|Matthew Henry's Concise Commentary|
23:31-37 After Josiah was laid in his grave, one trouble came on another, till, in twenty-two years, Jerusalem was destroyed. The wicked perished in great numbers, the remnant were purified, and Josiah's reformation had raised up some to join the few who were the precious seed of their future church and nation. A little time, and slender abilities, often suffice to undo the good which pious men have, for a course of years, been labouring to effect. But, blessed be God, the good work which he begins by his regenerating Spirit, cannot be done away, but withstands all changes and temptations.
Verse 37. - And he did that which was evil in the sight of the Lord, according to all that his fathers had done. Jeremiah says of Jehoiakim, "Woe unto him that buildeth his house by unrighteousness, and his chambers by wrong; that useth his neighbor's service without wages, and giveth him not for his work; that saith, I will build me a large house and wide chambers, and cutteth him out windows; and it is coiled with cedar, and painted with vermilion. Shalt thou reign, because thou closest thyself in cedar? did not thy father eat and drink, and do judgment and justice, and then it was well with him? He judged the cause of the poor and needy; then it was well with him: was not this to know me? saith the Lord. But thine eyes and thine heart are not but for thy covetousness, and for to shed innocent blood, and for oppression, and for violence, to do it" (Jeremiah 22:13-17). Josephus calls him "an unjust man and an evil-doer, neither pious in his relations towards God nor equitable in his dealings with his fellow men" ('Ant. Jud.,' 10:5. § 2). His execution of Urijah, the son of Shemalah, for prophesying the destruction of Jerusalem (Jeremiah 26:20-23), was an act at once of cruelty and impiety. It is suspected (Ewald, 'History of Israel,' vol. 4. p. 252) that, besides reintroducing into Judah all the foreign rites extirpated by his father, he added Egyptian rites to their number.
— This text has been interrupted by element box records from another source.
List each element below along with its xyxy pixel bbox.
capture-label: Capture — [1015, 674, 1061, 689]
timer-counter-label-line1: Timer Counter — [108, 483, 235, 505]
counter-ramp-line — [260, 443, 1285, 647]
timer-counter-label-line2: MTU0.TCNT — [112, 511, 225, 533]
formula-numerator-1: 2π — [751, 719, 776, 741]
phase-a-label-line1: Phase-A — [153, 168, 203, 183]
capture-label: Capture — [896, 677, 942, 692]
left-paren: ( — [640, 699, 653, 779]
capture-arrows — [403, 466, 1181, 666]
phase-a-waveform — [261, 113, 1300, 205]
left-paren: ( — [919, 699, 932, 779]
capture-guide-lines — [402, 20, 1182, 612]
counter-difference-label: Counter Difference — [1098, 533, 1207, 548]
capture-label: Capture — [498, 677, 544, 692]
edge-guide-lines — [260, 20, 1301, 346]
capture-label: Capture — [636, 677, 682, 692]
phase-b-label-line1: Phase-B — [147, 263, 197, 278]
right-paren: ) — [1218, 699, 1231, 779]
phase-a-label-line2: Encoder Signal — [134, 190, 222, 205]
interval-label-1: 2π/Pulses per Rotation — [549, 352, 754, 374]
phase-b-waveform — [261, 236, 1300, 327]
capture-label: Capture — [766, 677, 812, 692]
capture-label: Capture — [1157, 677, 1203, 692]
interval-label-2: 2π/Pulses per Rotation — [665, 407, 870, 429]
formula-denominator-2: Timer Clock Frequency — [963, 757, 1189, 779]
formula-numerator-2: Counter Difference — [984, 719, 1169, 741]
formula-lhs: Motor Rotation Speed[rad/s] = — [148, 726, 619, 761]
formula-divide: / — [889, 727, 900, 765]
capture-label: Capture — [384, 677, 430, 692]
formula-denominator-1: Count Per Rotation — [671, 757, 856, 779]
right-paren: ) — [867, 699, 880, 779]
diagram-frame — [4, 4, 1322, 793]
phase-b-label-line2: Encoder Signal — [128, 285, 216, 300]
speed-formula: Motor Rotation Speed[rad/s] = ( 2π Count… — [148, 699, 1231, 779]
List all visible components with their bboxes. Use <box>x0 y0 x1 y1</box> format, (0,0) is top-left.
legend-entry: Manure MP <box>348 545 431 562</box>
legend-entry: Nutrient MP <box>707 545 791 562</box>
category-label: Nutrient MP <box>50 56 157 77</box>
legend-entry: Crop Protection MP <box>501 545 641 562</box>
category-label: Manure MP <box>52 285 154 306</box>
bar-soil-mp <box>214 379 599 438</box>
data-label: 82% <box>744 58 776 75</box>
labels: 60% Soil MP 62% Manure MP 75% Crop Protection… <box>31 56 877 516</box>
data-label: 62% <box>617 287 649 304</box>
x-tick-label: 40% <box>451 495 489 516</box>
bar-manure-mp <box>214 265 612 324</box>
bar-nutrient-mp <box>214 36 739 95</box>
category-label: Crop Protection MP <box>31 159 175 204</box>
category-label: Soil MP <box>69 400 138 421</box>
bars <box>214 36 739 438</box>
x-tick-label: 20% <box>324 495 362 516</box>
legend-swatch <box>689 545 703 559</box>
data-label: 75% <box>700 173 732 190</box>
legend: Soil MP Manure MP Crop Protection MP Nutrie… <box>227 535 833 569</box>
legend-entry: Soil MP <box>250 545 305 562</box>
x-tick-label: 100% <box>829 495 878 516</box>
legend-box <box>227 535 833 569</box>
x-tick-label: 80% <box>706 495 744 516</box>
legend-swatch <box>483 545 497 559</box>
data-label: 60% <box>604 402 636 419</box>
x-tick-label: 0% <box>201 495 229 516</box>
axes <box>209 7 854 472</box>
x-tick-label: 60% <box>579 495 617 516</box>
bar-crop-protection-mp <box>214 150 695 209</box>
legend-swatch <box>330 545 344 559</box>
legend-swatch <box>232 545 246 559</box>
The tyranny which he practiced was likewise of an Egyptian cast, including, as it did, the exaction of forced labor from his subjects (Jeremiah 22:13), an old custom of the Pharaohs, and it is quite possible that his "passion for building splendid and costly houses" (Ewald) was awakened by his knowledge of the magnificence which characterized the monarchs of the Saitic dynasty, who revived in Egypt the architectural glories of the Ramessides (see Herod., 2:153, 175, 176).
Gill's Exposition of the Entire Bible
And he did that which was evil in the sight of the Lord, according to all that his fathers had done. Amon and Manasseh; see 2 Kings 23:32.